CDIO ALIGNMENT IN B.ENG. MODULE SPECIFICATIONS: AN AI-ASSISTED QUALITATIVE ANALYSIS

Reference Text
Proceedings of the 22nd International CDIO Conference, hosted by University of Liverpool, UK, June 22-26, 2026
Year
2026
Authors
Abstract

This paper examines documented CDIO alignment across the full portfolio of Bachelor of Engineering module specifications at DTU. Using AI-assisted qualitative document analysis, 284 publicly available module specifications were analysed with the CDIO Standards 3.0 and Syllabus 3.0 as the formal analytical point of departure. Microsoft Copilot was used to support semantic reading at scale, while interpretive judgement remained with the researcher. The analysis focused on overall documented alignment rather than isolated standards. Each module was categorised on an ordinal scale of documented CDIO alignment: Weak, Weak-Medium, Medium, Medium-Strong, and Strong. Across the portfolio, 8 modules (2.8%) were classified as Weak, 132 (46.5%) as Weak–Medium, 129 (45.4%) as Medium, 10 (3.5%) as Medium–Strong, and 5 (1.8%) as Strong. The findings suggest that strongly documented CDIO alignment is relatively rare in the module specifications, while a large proportion of the portfolio shows some visible alignment without documenting it strongly enough to count as clearly substantial. The overall picture is therefore one of a portfolio dominated by partial or limited alignment, alongside a smaller number of more clearly convincing cases.
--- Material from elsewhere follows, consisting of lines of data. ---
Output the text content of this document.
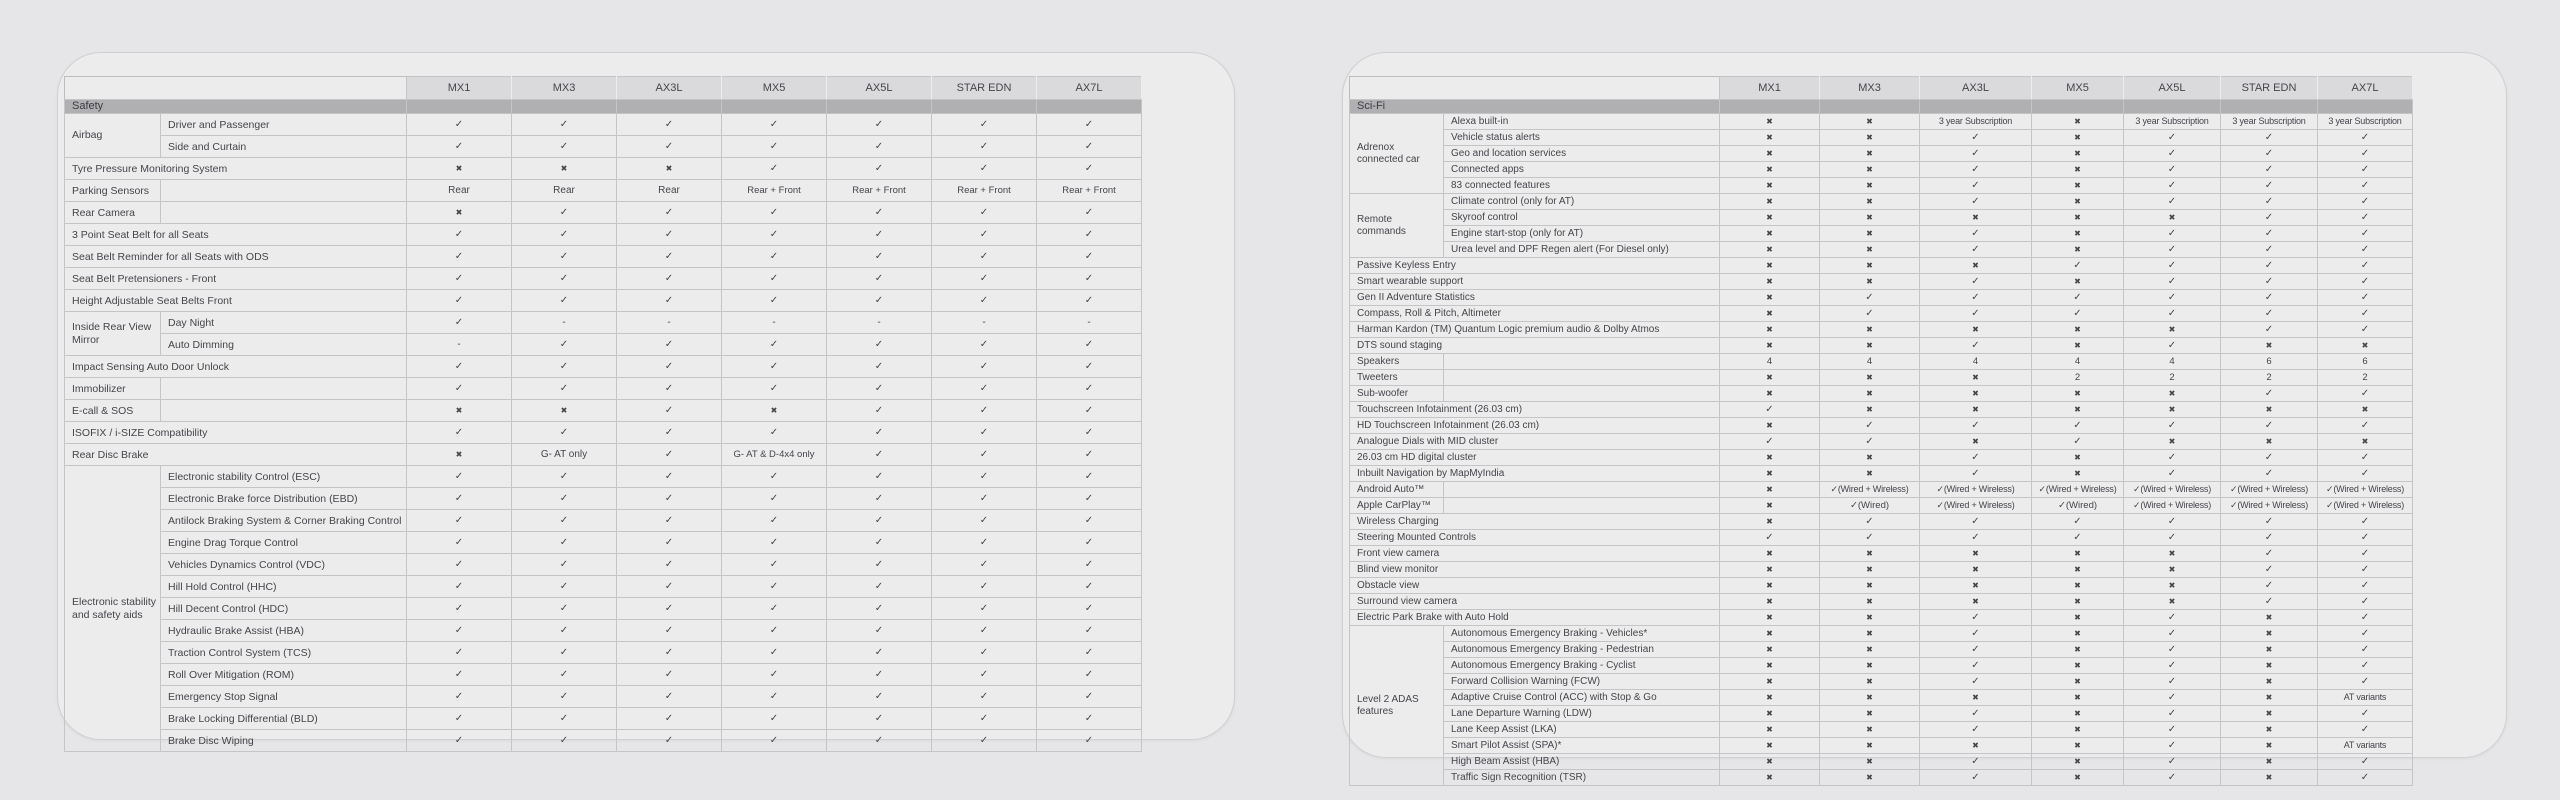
		MX1	MX3	AX3L	MX5	AX5L	STAR EDN	AX7L
Safety								
Airbag	Driver and Passenger	✓	✓	✓	✓	✓	✓	✓
	Side and Curtain	✓	✓	✓	✓	✓	✓	✓
Tyre Pressure Monitoring System		✖	✖	✖	✓	✓	✓	✓
Parking Sensors		Rear	Rear	Rear	Rear + Front	Rear + Front	Rear + Front	Rear + Front
Rear Camera		✖	✓	✓	✓	✓	✓	✓
3 Point Seat Belt for all Seats		✓	✓	✓	✓	✓	✓	✓
Seat Belt Reminder for all Seats with ODS		✓	✓	✓	✓	✓	✓	✓
Seat Belt Pretensioners - Front		✓	✓	✓	✓	✓	✓	✓
Height Adjustable Seat Belts Front		✓	✓	✓	✓	✓	✓	✓
Inside Rear View Mirror	Day Night	✓	-	-	-	-	-	-
	Auto Dimming	-	✓	✓	✓	✓	✓	✓
Impact Sensing Auto Door Unlock		✓	✓	✓	✓	✓	✓	✓
Immobilizer		✓	✓	✓	✓	✓	✓	✓
E-call & SOS		✖	✖	✓	✖	✓	✓	✓
ISOFIX / i-SIZE Compatibility		✓	✓	✓	✓	✓	✓	✓
Rear Disc Brake		✖	G- AT only	✓	G- AT & D-4x4 only	✓	✓	✓
Electronic stability and safety aids	Electronic stability Control (ESC)	✓	✓	✓	✓	✓	✓	✓
	Electronic Brake force Distribution (EBD)	✓	✓	✓	✓	✓	✓	✓
	Antilock Braking System & Corner Braking Control	✓	✓	✓	✓	✓	✓	✓
	Engine Drag Torque Control	✓	✓	✓	✓	✓	✓	✓
	Vehicles Dynamics Control (VDC)	✓	✓	✓	✓	✓	✓	✓
	Hill Hold Control (HHC)	✓	✓	✓	✓	✓	✓	✓
	Hill Decent Control (HDC)	✓	✓	✓	✓	✓	✓	✓
	Hydraulic Brake Assist (HBA)	✓	✓	✓	✓	✓	✓	✓
	Traction Control System (TCS)	✓	✓	✓	✓	✓	✓	✓
	Roll Over Mitigation (ROM)	✓	✓	✓	✓	✓	✓	✓
	Emergency Stop Signal	✓	✓	✓	✓	✓	✓	✓
	Brake Locking Differential (BLD)	✓	✓	✓	✓	✓	✓	✓
	Brake Disc Wiping	✓	✓	✓	✓	✓	✓	✓
		MX1	MX3	AX3L	MX5	AX5L	STAR EDN	AX7L
Sci-Fi								
Adrenox connected car	Alexa built-in	✖	✖	3 year Subscription	✖	3 year Subscription	3 year Subscription	3 year Subscription
	Vehicle status alerts	✖	✖	✓	✖	✓	✓	✓
	Geo and location services	✖	✖	✓	✖	✓	✓	✓
	Connected apps	✖	✖	✓	✖	✓	✓	✓
	83 connected features	✖	✖	✓	✖	✓	✓	✓
Remote commands	Climate control (only for AT)	✖	✖	✓	✖	✓	✓	✓
	Skyroof control	✖	✖	✖	✖	✖	✓	✓
	Engine start-stop (only for AT)	✖	✖	✓	✖	✓	✓	✓
	Urea level and DPF Regen alert (For Diesel only)	✖	✖	✓	✖	✓	✓	✓
Passive Keyless Entry		✖	✖	✖	✓	✓	✓	✓
Smart wearable support		✖	✖	✓	✖	✓	✓	✓
Gen II Adventure Statistics		✖	✓	✓	✓	✓	✓	✓
Compass, Roll & Pitch, Altimeter		✖	✓	✓	✓	✓	✓	✓
Harman Kardon (TM) Quantum Logic premium audio & Dolby Atmos		✖	✖	✖	✖	✖	✓	✓
DTS sound staging		✖	✖	✓	✖	✓	✖	✖
Speakers		4	4	4	4	4	6	6
Tweeters		✖	✖	✖	2	2	2	2
Sub-woofer		✖	✖	✖	✖	✖	✓	✓
Touchscreen Infotainment (26.03 cm)		✓	✖	✖	✖	✖	✖	✖
HD Touchscreen Infotainment (26.03 cm)		✖	✓	✓	✓	✓	✓	✓
Analogue Dials with MID cluster		✓	✓	✖	✓	✖	✖	✖
26.03 cm HD digital cluster		✖	✖	✓	✖	✓	✓	✓
Inbuilt Navigation by MapMyIndia		✖	✖	✓	✖	✓	✓	✓
Android Auto™		✖	✓(Wired + Wireless)	✓(Wired + Wireless)	✓(Wired + Wireless)	✓(Wired + Wireless)	✓(Wired + Wireless)	✓(Wired + Wireless)
Apple CarPlay™		✖	✓(Wired)	✓(Wired + Wireless)	✓(Wired)	✓(Wired + Wireless)	✓(Wired + Wireless)	✓(Wired + Wireless)
Wireless Charging		✖	✓	✓	✓	✓	✓	✓
Steering Mounted Controls		✓	✓	✓	✓	✓	✓	✓
Front view camera		✖	✖	✖	✖	✖	✓	✓
Blind view monitor		✖	✖	✖	✖	✖	✓	✓
Obstacle view		✖	✖	✖	✖	✖	✓	✓
Surround view camera		✖	✖	✖	✖	✖	✓	✓
Electric Park Brake with Auto Hold		✖	✖	✓	✖	✓	✖	✓
Level 2 ADAS features	Autonomous Emergency Braking - Vehicles*	✖	✖	✓	✖	✓	✖	✓
	Autonomous Emergency Braking - Pedestrian	✖	✖	✓	✖	✓	✖	✓
	Autonomous Emergency Braking - Cyclist	✖	✖	✓	✖	✓	✖	✓
	Forward Collision Warning (FCW)	✖	✖	✓	✖	✓	✖	✓
	Adaptive Cruise Control (ACC) with Stop & Go	✖	✖	✖	✖	✓	✖	AT variants
	Lane Departure Warning (LDW)	✖	✖	✓	✖	✓	✖	✓
	Lane Keep Assist (LKA)	✖	✖	✓	✖	✓	✖	✓
	Smart Pilot Assist (SPA)*	✖	✖	✖	✖	✓	✖	AT variants
	High Beam Assist (HBA)	✖	✖	✓	✖	✓	✖	✓
	Traffic Sign Recognition (TSR)	✖	✖	✓	✖	✓	✖	✓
The study also suggests that stronger documented alignment tends to emerge where several pedagogical elements are articulated in mutually supportive ways within a module, so that the specification presents a coherent learning design rather than a set of separate signals. The paper contributes both a portfolio-level picture of documented CDIO alignment and a methodological discussion of AI-assisted qualitative document analysis in educational quality assurance.